O geógrafo e músico de 30 anos, Heitor Corôa, já sentiu essa repressão policial por conta da classe social e cor da pele, mas não foi ele a vítima da vez, mas os amigos com quem ele estava no momento. O relato volta ao termo incomum utilizado no início desta matéria, o “baculejo”.
“Uma vez com um grupo de amigos sofreu uma repressão extremamente agressiva. Mas, como eu visualmente sou mais próximo de alguém de classe média, não sofri abordagens policiais, como [ocorreu com] boa parte dos meus amigos que fumam. Apesar de eu ser pardo, tenho uma condição financeira e familiar mais estruturada que a deles, então pra eles [policiais] como eu uso roupas, tênis e tenho celular melhor do que o deles e trabalho, eu sou menos visado numa situação de possível abordagem. Inclusive na situação que rolou a abordagem violenta eu não fui revistado”, contou.
Sobre a decisão do STF, Heitor considera um pequeno avanço para um cenário ainda complexo: "É um pequeno começo em um cenário que ainda é bem complexo. Não acredito que isso vá realmente ajudar a diminuir a repressão policial, porém já há um respaldo jurídico".
"Além disso, acredito que a quantidade aprovada inicialmente de 40 gramas é adequada, pois equivale, às vezes, ao consumo mensal de um usuário ou até mais do que isso. Dificilmente alguém enquadrado como usuário estaria andando à toa na rua com 40 gramas de maconha”, pontuou.
A ação relatada por Heitor começou quando a polícia desconfiou de uma amiga preta dele, enquanto estavam na mercearia Casa Primorosa, localizada na travessa Piedade com rua Ó de Almeida, no bairro do Reduto. O local fica próximo à Praça da República, onde usuários se reúnem para fumar a ganja.
"A abordagem aconteceu porque a polícia desconfiou que uma amiga preta, que estava com um rótulo de catuaba na mão, estava bolando um beck. Tanto que chamaram uma policial mulher para revistar as mulheres que estavam lá”, relembrou.
O que é legalizar a erva?
Quando questionada sobre o debate de uma possível legalização da maconha, Laize Araujo acredita que a pauta não tem uma figura que a pontue com frequência, mas a decisão do STF pode abrir caminhos para debates sobre o que é, de fato, legalizar. No entanto, a descriminalização é resultado de pressões populares sobre o “fracasso da guerra às drogas” no Brasil, ela acredita.
"Por um lado, isso com certeza impulsiona mais pessoas a quererem entender o que está acontecendo, e mais pessoas a se somarem e se apropriarem do que é a legalização da maconha. Por outro lado, acredito que ainda estamos longe de pensar na legalização juridicamente falando", reflete.
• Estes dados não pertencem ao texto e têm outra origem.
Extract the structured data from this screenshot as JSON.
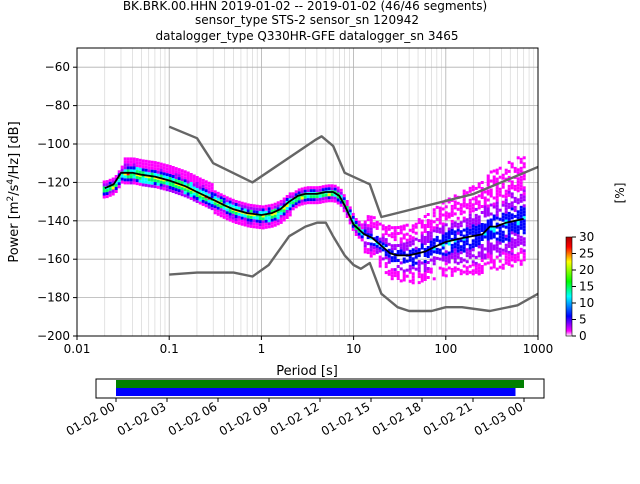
{
  "title": {
    "line1": "BK.BRK.00.HHN   2019-01-02 -- 2019-01-02  (46/46 segments)",
    "line2": "sensor_type STS-2 sensor_sn 120942",
    "line3": "datalogger_type Q330HR-GFE datalogger_sn 3465"
  },
  "chart_data": [
    {
      "type": "heatmap",
      "subtype": "PPSD (probabilistic power spectral density)",
      "xlabel": "Period [s]",
      "ylabel": "Power [m²/s⁴/Hz] [dB]",
      "x_scale": "log",
      "xlim": [
        0.01,
        1000
      ],
      "ylim": [
        -200,
        -50
      ],
      "x_ticks": [
        0.01,
        0.1,
        1,
        10,
        100,
        1000
      ],
      "x_tick_labels": [
        "0.01",
        "0.1",
        "1",
        "10",
        "100",
        "1000"
      ],
      "y_ticks": [
        -200,
        -180,
        -160,
        -140,
        -120,
        -100,
        -80,
        -60
      ],
      "y_tick_labels": [
        "−200",
        "−180",
        "−160",
        "−140",
        "−120",
        "−100",
        "−80",
        "−60"
      ],
      "grid": true,
      "colorbar": {
        "label": "[%]",
        "range": [
          0,
          30
        ],
        "ticks": [
          0,
          5,
          10,
          15,
          20,
          25,
          30
        ]
      },
      "series": [
        {
          "name": "",
          "color": "#000000",
          "points": [
            [
              0.02,
              -123
            ],
            [
              0.025,
              -121
            ],
            [
              0.03,
              -115
            ],
            [
              0.04,
              -115
            ],
            [
              0.05,
              -116
            ],
            [
              0.07,
              -117
            ],
            [
              0.1,
              -119
            ],
            [
              0.15,
              -122
            ],
            [
              0.2,
              -125
            ],
            [
              0.3,
              -129
            ],
            [
              0.4,
              -132
            ],
            [
              0.5,
              -134
            ],
            [
              0.7,
              -136
            ],
            [
              1,
              -137
            ],
            [
              1.3,
              -136
            ],
            [
              1.6,
              -134
            ],
            [
              2,
              -130
            ],
            [
              2.5,
              -127
            ],
            [
              3,
              -126
            ],
            [
              4,
              -126
            ],
            [
              5,
              -125
            ],
            [
              6,
              -125
            ],
            [
              7,
              -127
            ],
            [
              8,
              -132
            ],
            [
              10,
              -142
            ],
            [
              13,
              -147
            ],
            [
              16,
              -149
            ],
            [
              20,
              -153
            ],
            [
              25,
              -157
            ],
            [
              30,
              -158
            ],
            [
              40,
              -158
            ],
            [
              60,
              -156
            ],
            [
              80,
              -153
            ],
            [
              100,
              -151
            ],
            [
              150,
              -149
            ],
            [
              250,
              -147
            ],
            [
              300,
              -143
            ],
            [
              350,
              -143
            ],
            [
              450,
              -141
            ],
            [
              700,
              -139
            ]
          ]
        },
        {
          "name": "",
          "color": "#666666",
          "points": [
            [
              0.1,
              -91
            ],
            [
              0.2,
              -97
            ],
            [
              0.3,
              -110
            ],
            [
              0.8,
              -120
            ],
            [
              3.8,
              -98
            ],
            [
              4.5,
              -96
            ],
            [
              6,
              -101
            ],
            [
              8,
              -115
            ],
            [
              15,
              -121
            ],
            [
              20,
              -138
            ],
            [
              200,
              -126
            ],
            [
              1000,
              -112
            ]
          ]
        },
        {
          "name": "",
          "color": "#666666",
          "points": [
            [
              0.1,
              -168
            ],
            [
              0.2,
              -167
            ],
            [
              0.5,
              -167
            ],
            [
              0.8,
              -169
            ],
            [
              1.2,
              -163
            ],
            [
              2,
              -148
            ],
            [
              3,
              -143
            ],
            [
              4,
              -141
            ],
            [
              5,
              -141
            ],
            [
              6,
              -148
            ],
            [
              8,
              -158
            ],
            [
              10,
              -163
            ],
            [
              12,
              -165
            ],
            [
              15,
              -162
            ],
            [
              20,
              -178
            ],
            [
              30,
              -185
            ],
            [
              40,
              -187
            ],
            [
              70,
              -187
            ],
            [
              100,
              -185
            ],
            [
              150,
              -185
            ],
            [
              300,
              -187
            ],
            [
              600,
              -184
            ],
            [
              1000,
              -178
            ]
          ]
        }
      ]
    },
    {
      "type": "timeline",
      "x_tick_labels": [
        "01-02 00",
        "01-02 03",
        "01-02 06",
        "01-02 09",
        "01-02 12",
        "01-02 15",
        "01-02 18",
        "01-02 21",
        "01-03 00"
      ],
      "bars": [
        {
          "color": "#008000",
          "start_hour": 0,
          "end_hour": 24.0
        },
        {
          "color": "#0000ff",
          "start_hour": 0,
          "end_hour": 23.5
        }
      ]
    }
  ]
}
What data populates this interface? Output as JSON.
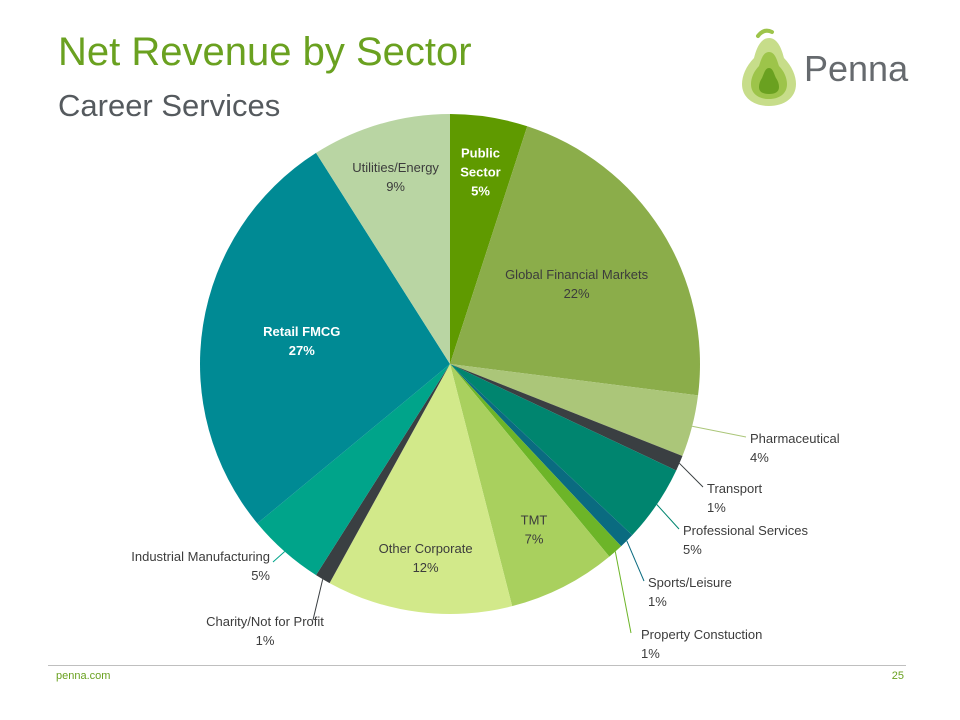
{
  "header": {
    "title": "Net Revenue by Sector",
    "subtitle": "Career Services"
  },
  "logo": {
    "text": "Penna",
    "icon": "pear-icon",
    "color_light": "#c7dd8a",
    "color_mid": "#9dc44a",
    "color_dark": "#6aa120"
  },
  "footer": {
    "website": "penna.com",
    "page_number": "25"
  },
  "chart_data": {
    "type": "pie",
    "title": "Net Revenue by Sector",
    "subtitle": "Career Services",
    "unit": "%",
    "start": "12 o'clock, clockwise",
    "slices": [
      {
        "name": "Public Sector",
        "value": 5,
        "label": "5%",
        "color": "#5f9a00",
        "label_lines": [
          "Public",
          "Sector",
          "5%"
        ],
        "label_color": "#ffffff",
        "bold": true
      },
      {
        "name": "Global Financial Markets",
        "value": 22,
        "label": "22%",
        "color": "#8bad4a",
        "label_lines": [
          "Global Financial Markets",
          "22%"
        ],
        "label_color": "#3c3c3c",
        "bold": false
      },
      {
        "name": "Pharmaceutical",
        "value": 4,
        "label": "4%",
        "color": "#abc679",
        "label_lines": [
          "Pharmaceutical",
          "4%"
        ],
        "label_color": "#3c3c3c",
        "bold": false
      },
      {
        "name": "Transport",
        "value": 1,
        "label": "1%",
        "color": "#3a3f42",
        "label_lines": [
          "Transport",
          "1%"
        ],
        "label_color": "#3c3c3c",
        "bold": false
      },
      {
        "name": "Professional Services",
        "value": 5,
        "label": "5%",
        "color": "#00856f",
        "label_lines": [
          "Professional Services",
          "5%"
        ],
        "label_color": "#3c3c3c",
        "bold": false
      },
      {
        "name": "Sports/Leisure",
        "value": 1,
        "label": "1%",
        "color": "#0a6b80",
        "label_lines": [
          "Sports/Leisure",
          "1%"
        ],
        "label_color": "#3c3c3c",
        "bold": false
      },
      {
        "name": "Property Constuction",
        "value": 1,
        "label": "1%",
        "color": "#6db528",
        "label_lines": [
          "Property Constuction",
          "1%"
        ],
        "label_color": "#3c3c3c",
        "bold": false
      },
      {
        "name": "TMT",
        "value": 7,
        "label": "7%",
        "color": "#a9d05e",
        "label_lines": [
          "TMT",
          "7%"
        ],
        "label_color": "#3c3c3c",
        "bold": false
      },
      {
        "name": "Other Corporate",
        "value": 12,
        "label": "12%",
        "color": "#d2e98a",
        "label_lines": [
          "Other Corporate",
          "12%"
        ],
        "label_color": "#3c3c3c",
        "bold": false
      },
      {
        "name": "Charity/Not for Profit",
        "value": 1,
        "label": "1%",
        "color": "#3a3f42",
        "label_lines": [
          "Charity/Not for Profit",
          "1%"
        ],
        "label_color": "#3c3c3c",
        "bold": false
      },
      {
        "name": "Industrial Manufacturing",
        "value": 5,
        "label": "5%",
        "color": "#00a48a",
        "label_lines": [
          "Industrial Manufacturing",
          "5%"
        ],
        "label_color": "#3c3c3c",
        "bold": false
      },
      {
        "name": "Retail FMCG",
        "value": 27,
        "label": "27%",
        "color": "#008a94",
        "label_lines": [
          "Retail FMCG",
          "27%"
        ],
        "label_color": "#ffffff",
        "bold": true
      },
      {
        "name": "Utilities/Energy",
        "value": 9,
        "label": "9%",
        "color": "#b9d5a3",
        "label_lines": [
          "Utilities/Energy",
          "9%"
        ],
        "label_color": "#3c3c3c",
        "bold": false
      }
    ]
  }
}
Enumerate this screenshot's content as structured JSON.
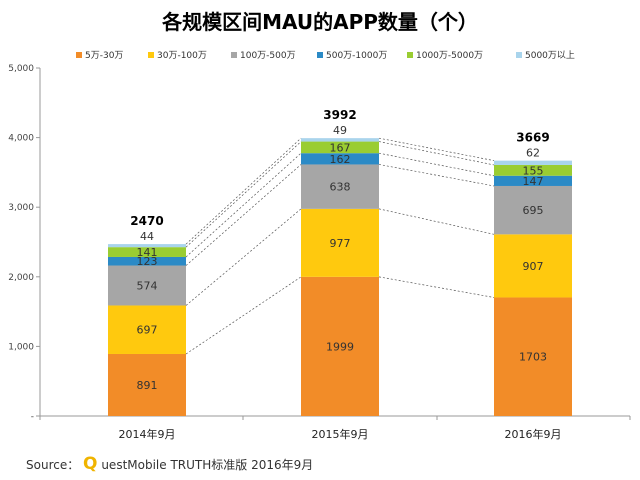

"Isso porque pensar na legalização significa regularizar um comércio interno, e eu, particularmente, ainda não vi nenhuma figura política pontuando algo nesse sentido. Parece que atende mais a um interesse pontual, resultado das pressões populares que já acontecem há um bom tempo no Brasil sobre o fracasso da guerra às drogas e quantas vidas inocentes ela ceifa", concluiu Laize, que além do uso recreativo, utiliza a erva para relaxar.